If she does not expect you to help, what is her point? Either she is just
playing the game of poor pitiful me or she is trying to use guilt as a
controlling tactic. It takes two to play this game. Don't let yourself get
sucked into it. It's a loser. The same is true for your dad. If he is not
willing to help himself, you do not need to stress yourself about him. He's
a grown man. He knows what he needs to do. If he won't do it, it's not your
problem. You don't need to stress about something you can't do anything
about.
Regarding your problems, the first thing you
need to do is check yourself into a rehabilitation facility. Your health is
in serious danger and you need immediate attention. In addition to helping
you overcome your addiction and eating disorder, the therapists will work
with your parents to help them overcome their abusive behaviors.

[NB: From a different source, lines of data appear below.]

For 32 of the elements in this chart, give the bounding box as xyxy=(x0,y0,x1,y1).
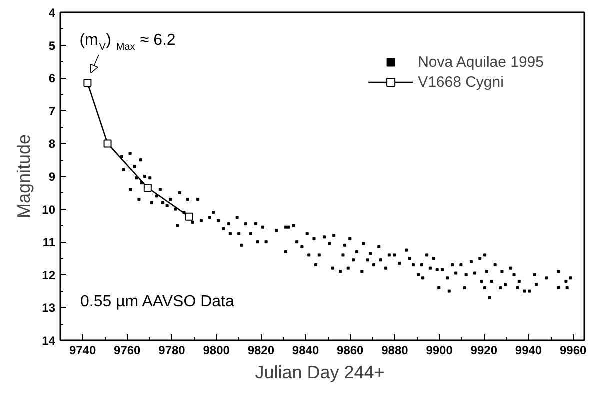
point xyxy=(144,184,152,192)
x-tick-label: 9800 xyxy=(203,344,230,358)
legend-label: V1668 Cygni xyxy=(418,74,504,90)
y-tick-label: 7 xyxy=(48,104,56,118)
y-tick-label: 9 xyxy=(48,170,56,184)
x-tick-label: 9740 xyxy=(69,344,96,358)
y-tick-label: 14 xyxy=(42,334,56,348)
y-tick-label: 10 xyxy=(42,202,56,217)
y-tick-label: 12 xyxy=(42,268,56,282)
annotation: 0.55 µm AAVSO Data xyxy=(80,294,234,310)
point xyxy=(84,79,92,88)
x-tick-label: 9840 xyxy=(292,344,320,358)
legend-label: Nova Aquilae 1995 xyxy=(418,54,544,70)
x-tick-label: 9920 xyxy=(470,344,498,358)
point xyxy=(185,212,194,221)
x-tick-label: 9940 xyxy=(515,344,542,358)
x-tick-label: 9880 xyxy=(382,344,409,358)
point xyxy=(104,140,112,148)
x-tick-label: 9960 xyxy=(560,344,588,358)
x-tick-label: 9820 xyxy=(248,344,275,358)
x-axis-title: Julian Day 244+ xyxy=(255,362,385,382)
y-tick-label: 13 xyxy=(42,301,56,316)
y-tick-label: 11 xyxy=(42,236,56,250)
x-tick-label: 9780 xyxy=(158,344,186,358)
y-tick-label: 8 xyxy=(48,137,56,152)
x-tick-label: 9860 xyxy=(337,344,364,358)
y-tick-label: 6 xyxy=(48,72,56,86)
y-tick-label: 5 xyxy=(48,38,56,53)
x-tick-label: 9760 xyxy=(114,344,142,358)
y-tick-label: 4 xyxy=(48,6,56,20)
y-axis-title: Magnitude xyxy=(14,134,34,219)
x-tick-label: 9900 xyxy=(426,344,454,358)
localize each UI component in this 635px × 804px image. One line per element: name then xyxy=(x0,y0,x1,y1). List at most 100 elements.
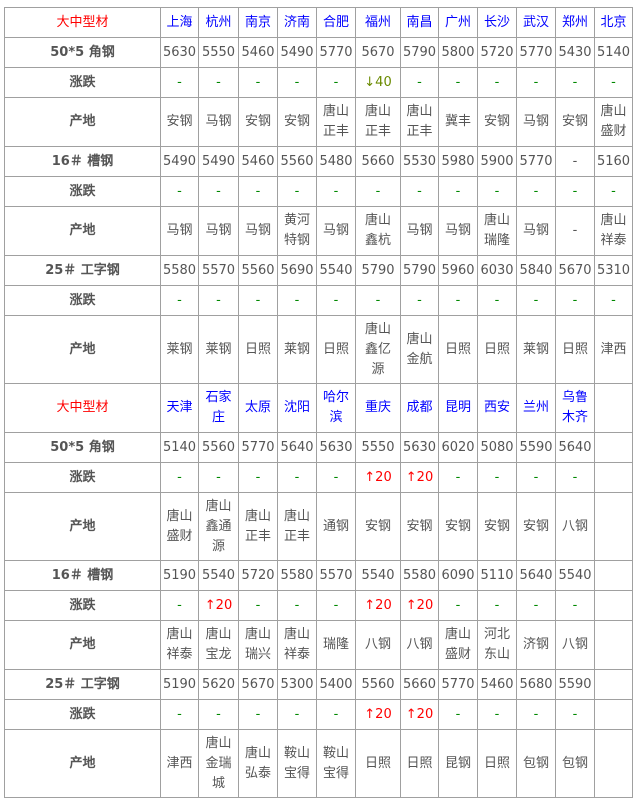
city-header: 南昌 xyxy=(400,7,439,38)
origin-row: 产地 马钢 马钢 马钢 黄河 特钢 马钢 唐山 鑫杭 马钢 马钢 唐山 瑞隆 马钢 - 唐山 祥泰 xyxy=(4,206,633,256)
price-cell: 6030 xyxy=(477,255,517,286)
price-cell: 5550 xyxy=(198,37,239,68)
change-cell: - xyxy=(594,67,633,98)
change-cell: - xyxy=(316,699,356,730)
origin-cell: 马钢 xyxy=(238,206,278,256)
price-cell: 5660 xyxy=(400,669,439,700)
price-cell: 5770 xyxy=(316,37,356,68)
origin-row: 产地 莱钢 莱钢 日照 莱钢 日照 唐山 鑫亿 源唐山 金航 日照 日照 莱钢 日照 津西 xyxy=(4,315,633,384)
change-cell: - xyxy=(477,285,517,316)
change-cell: - xyxy=(555,590,595,621)
price-cell: 5580 xyxy=(160,255,199,286)
origin-cell: 马钢 xyxy=(316,206,356,256)
steel-price-table: 大中型材 上海 杭州 南京 济南 合肥 福州 南昌 广州 长沙 武汉 郑州 北京 50*5 角钢 5630 5… xyxy=(4,7,633,798)
origin-cell: 唐山 正丰 xyxy=(400,97,439,147)
change-cell: - xyxy=(238,590,278,621)
category-header: 大中型材 xyxy=(4,7,161,38)
origin-cell: 八钢 xyxy=(355,620,401,670)
city-header: 成都 xyxy=(400,383,439,433)
change-cell: - xyxy=(238,699,278,730)
city-header: 昆明 xyxy=(438,383,478,433)
origin-cell: 日照 xyxy=(400,729,439,798)
price-row: 50*5 角钢 5140 5560 5770 5640 5630 5550 5630 6020 5… xyxy=(4,432,633,463)
origin-cell: 日照 xyxy=(555,315,595,384)
price-cell: 5790 xyxy=(355,255,401,286)
change-cell: ↑20 xyxy=(400,590,439,621)
change-cell: - xyxy=(277,285,317,316)
change-cell: - xyxy=(238,67,278,98)
change-cell: - xyxy=(477,176,517,207)
origin-cell: 安钢 xyxy=(238,97,278,147)
city-header: 福州 xyxy=(355,7,401,38)
origin-cell: 马钢 xyxy=(400,206,439,256)
change-cell: - xyxy=(198,176,239,207)
product-name: 16＃ 槽钢 xyxy=(4,560,161,591)
change-cell: - xyxy=(198,67,239,98)
price-cell: 5720 xyxy=(477,37,517,68)
origin-cell: - xyxy=(555,206,595,256)
price-cell: 5660 xyxy=(355,146,401,177)
origin-cell: 安钢 xyxy=(477,492,517,561)
city-header: 南京 xyxy=(238,7,278,38)
change-cell xyxy=(594,699,633,730)
price-cell: 6020 xyxy=(438,432,478,463)
city-header-row: 大中型材 天津 石家 庄太原 沈阳 哈尔 滨重庆 成都 昆明 西安 兰州 乌鲁 木齐 xyxy=(4,383,633,433)
price-row: 16＃ 槽钢 5490 5490 5460 5560 5480 5660 5530 5980 59… xyxy=(4,146,633,177)
city-header: 天津 xyxy=(160,383,199,433)
product-name: 50*5 角钢 xyxy=(4,37,161,68)
price-cell: 5400 xyxy=(316,669,356,700)
change-row: 涨跌 - - - - - ↓40- - - - - - xyxy=(4,67,633,98)
change-cell: - xyxy=(555,67,595,98)
price-cell: 5490 xyxy=(160,146,199,177)
origin-cell: 包钢 xyxy=(516,729,556,798)
city-header: 郑州 xyxy=(555,7,595,38)
price-cell: 5300 xyxy=(277,669,317,700)
change-cell: - xyxy=(198,285,239,316)
origin-cell: 日照 xyxy=(238,315,278,384)
price-cell: 5690 xyxy=(277,255,317,286)
change-cell: - xyxy=(516,699,556,730)
origin-cell: 八钢 xyxy=(555,620,595,670)
price-cell: 5560 xyxy=(277,146,317,177)
origin-cell: 莱钢 xyxy=(198,315,239,384)
price-row: 16＃ 槽钢 5190 5540 5720 5580 5570 5540 5580 6090 51… xyxy=(4,560,633,591)
change-cell: - xyxy=(438,285,478,316)
price-cell: 5530 xyxy=(400,146,439,177)
city-header: 沈阳 xyxy=(277,383,317,433)
price-cell: 5540 xyxy=(316,255,356,286)
origin-row: 产地 安钢 马钢 安钢 安钢 唐山 正丰 唐山 正丰 唐山 正丰 冀丰 安钢 马钢 安钢 唐山 盛财 xyxy=(4,97,633,147)
price-cell: 5310 xyxy=(594,255,633,286)
price-row: 25＃ 工字钢 5580 5570 5560 5690 5540 5790 5790 5960 6… xyxy=(4,255,633,286)
price-cell: 5590 xyxy=(555,669,595,700)
origin-cell: 唐山 金航 xyxy=(400,315,439,384)
origin-cell xyxy=(594,620,633,670)
change-row: 涨跌 - - - - - ↑20 ↑20- - - - xyxy=(4,699,633,730)
price-row: 50*5 角钢 5630 5550 5460 5490 5770 5670 5790 5800 5… xyxy=(4,37,633,68)
change-cell: - xyxy=(277,67,317,98)
price-cell: 5140 xyxy=(160,432,199,463)
price-cell: 5140 xyxy=(594,37,633,68)
origin-cell: 马钢 xyxy=(516,97,556,147)
price-cell: 5110 xyxy=(477,560,517,591)
city-header: 武汉 xyxy=(516,7,556,38)
change-cell: - xyxy=(438,462,478,493)
origin-cell: 唐山 祥泰 xyxy=(277,620,317,670)
price-cell: 5630 xyxy=(400,432,439,463)
price-cell: 5640 xyxy=(555,432,595,463)
price-cell: - xyxy=(555,146,595,177)
price-cell: 5580 xyxy=(400,560,439,591)
price-cell: 5460 xyxy=(238,37,278,68)
origin-cell: 唐山 祥泰 xyxy=(594,206,633,256)
price-cell: 5790 xyxy=(400,255,439,286)
price-cell: 5670 xyxy=(355,37,401,68)
origin-cell xyxy=(594,729,633,798)
city-header: 乌鲁 木齐 xyxy=(555,383,595,433)
change-cell: - xyxy=(400,176,439,207)
price-cell: 5620 xyxy=(198,669,239,700)
price-cell: 5560 xyxy=(198,432,239,463)
change-cell: - xyxy=(160,67,199,98)
price-cell xyxy=(594,432,633,463)
origin-cell: 河北 东山 xyxy=(477,620,517,670)
change-cell: - xyxy=(477,590,517,621)
price-cell: 5430 xyxy=(555,37,595,68)
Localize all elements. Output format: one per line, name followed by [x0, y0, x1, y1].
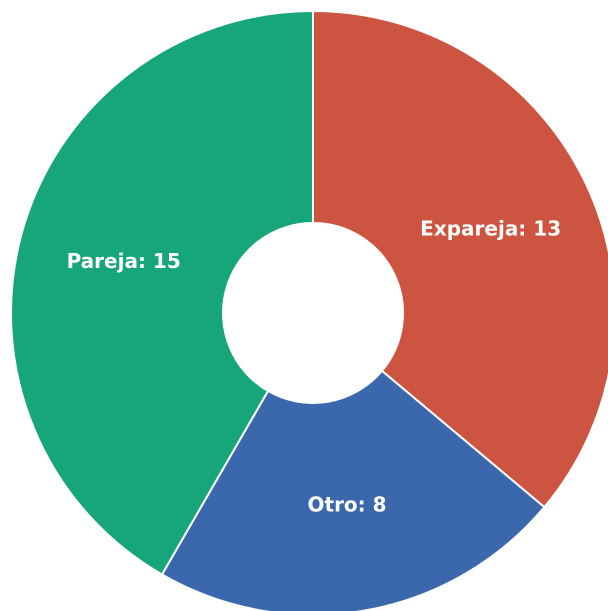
slice-label: Pareja: 15: [67, 249, 181, 273]
donut-slice: [160, 369, 546, 611]
donut-slice: [9, 9, 314, 576]
slice-label: Otro: 8: [308, 493, 387, 517]
donut-slice: [312, 9, 608, 509]
slice-label: Expareja: 13: [420, 217, 561, 241]
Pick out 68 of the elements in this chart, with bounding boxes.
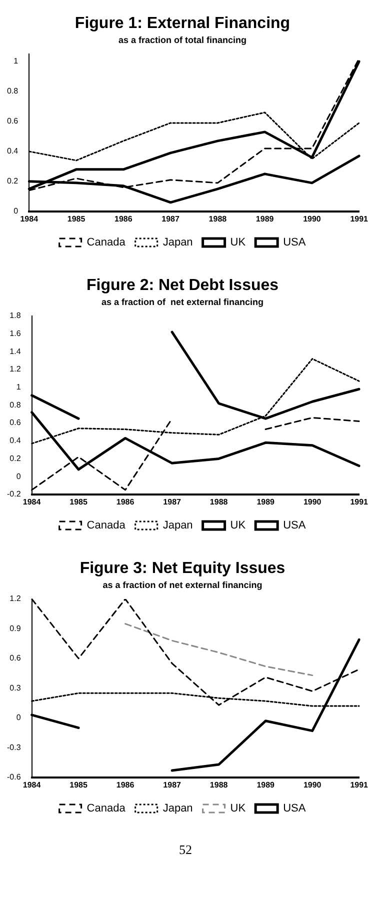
x-tick-label: 1987 <box>163 780 182 790</box>
y-tick-label: 1.2 <box>10 364 22 374</box>
y-tick-label: 1 <box>14 56 19 66</box>
y-tick-label: 0.8 <box>10 400 22 410</box>
x-tick-label: 1989 <box>256 214 274 224</box>
legend-label: Japan <box>162 802 193 815</box>
x-tick-label: 1984 <box>20 214 39 224</box>
line-series <box>124 623 314 676</box>
x-tick-label: 1985 <box>70 780 88 790</box>
legend-label: USA <box>283 802 306 815</box>
y-tick-label: -0.6 <box>6 772 22 782</box>
y-tick-label: 0.6 <box>10 418 22 428</box>
legend-label: Japan <box>162 236 193 249</box>
x-tick-label: 1985 <box>67 214 86 224</box>
x-tick-label: 1987 <box>162 214 180 224</box>
y-tick-label: 0 <box>16 713 22 722</box>
x-tick-label: 1986 <box>114 214 133 224</box>
x-tick-label: 1991 <box>350 497 369 506</box>
legend-label: UK <box>230 520 246 532</box>
chart-subtitle: as a fraction of net external financing <box>101 297 264 308</box>
y-tick-label: -0.3 <box>6 742 22 752</box>
chart-subtitle: as a fraction of net external financing <box>102 580 262 590</box>
x-tick-label: 1985 <box>70 497 88 506</box>
y-tick-label: 1.8 <box>10 311 22 320</box>
legend-label: Canada <box>86 236 126 249</box>
chart-title: Figure 1: External Financing <box>74 15 290 32</box>
y-tick-label: 1 <box>16 382 22 392</box>
x-tick-label: 1990 <box>303 214 322 224</box>
x-tick-label: 1988 <box>210 780 228 790</box>
x-tick-label: 1988 <box>210 497 228 506</box>
x-tick-label: 1989 <box>256 780 276 790</box>
x-tick-label: 1990 <box>303 497 322 506</box>
legend-label: UK <box>230 802 246 815</box>
y-tick-label: 0.3 <box>10 683 22 692</box>
legend-label: Japan <box>162 520 193 532</box>
legend-label: USA <box>283 520 306 532</box>
x-tick-label: 1984 <box>22 497 42 506</box>
y-tick-label: 0.6 <box>10 654 22 663</box>
x-tick-label: 1991 <box>350 214 369 224</box>
legend-label: USA <box>283 236 306 249</box>
chart-subtitle: as a fraction of total financing <box>118 35 247 46</box>
x-tick-label: 1987 <box>163 497 182 506</box>
y-tick-label: 0.4 <box>6 146 19 156</box>
y-tick-label: 1.2 <box>10 594 22 604</box>
x-tick-label: 1984 <box>22 780 42 790</box>
y-tick-label: 0 <box>16 472 22 481</box>
legend-label: UK <box>230 236 246 249</box>
legend-label: Canada <box>86 520 126 532</box>
chart-title: Figure 3: Net Equity Issues <box>80 560 286 578</box>
y-tick-label: 0.2 <box>6 176 19 186</box>
y-tick-label: 0 <box>14 206 19 216</box>
x-tick-label: 1986 <box>116 780 135 790</box>
y-tick-label: 1.4 <box>10 346 22 356</box>
text: 52 <box>178 842 193 858</box>
y-tick-label: 0.6 <box>6 116 19 126</box>
x-tick-label: 1986 <box>116 497 135 506</box>
y-tick-label: 1.6 <box>10 329 22 338</box>
x-tick-label: 1990 <box>303 780 322 790</box>
y-tick-label: 0.8 <box>6 86 19 96</box>
legend-label: Canada <box>86 802 126 815</box>
x-tick-label: 1988 <box>208 214 228 224</box>
x-tick-label: 1991 <box>350 780 369 790</box>
chart-title: Figure 2: Net Debt Issues <box>86 277 279 294</box>
y-tick-label: -0.2 <box>6 490 22 499</box>
y-tick-label: 0.9 <box>10 624 22 633</box>
y-tick-label: 0.2 <box>10 454 22 463</box>
x-tick-label: 1989 <box>256 497 276 506</box>
y-tick-label: 0.4 <box>10 436 22 446</box>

From what you tell me, your parents are using you to satisfy their own
emotional needs and have no regard for your own well-being. It is time to
stop being a victim and take control of your situation. I realize you are
only 15 and much too young to have such responsibility thrust upon you. But
since your parents are unable or unwilling to be concerned for your welfare,
you are going to have to be the one to take the initiative.
This is not going to be easy. The situation has probably been developing for
some time and will not be resolved overnight. But until you take action to
change things, nothing is going to change. Do not wait. You are in danger
NOW. You need to take action NOW.
Please let me know how I can be of further assistance.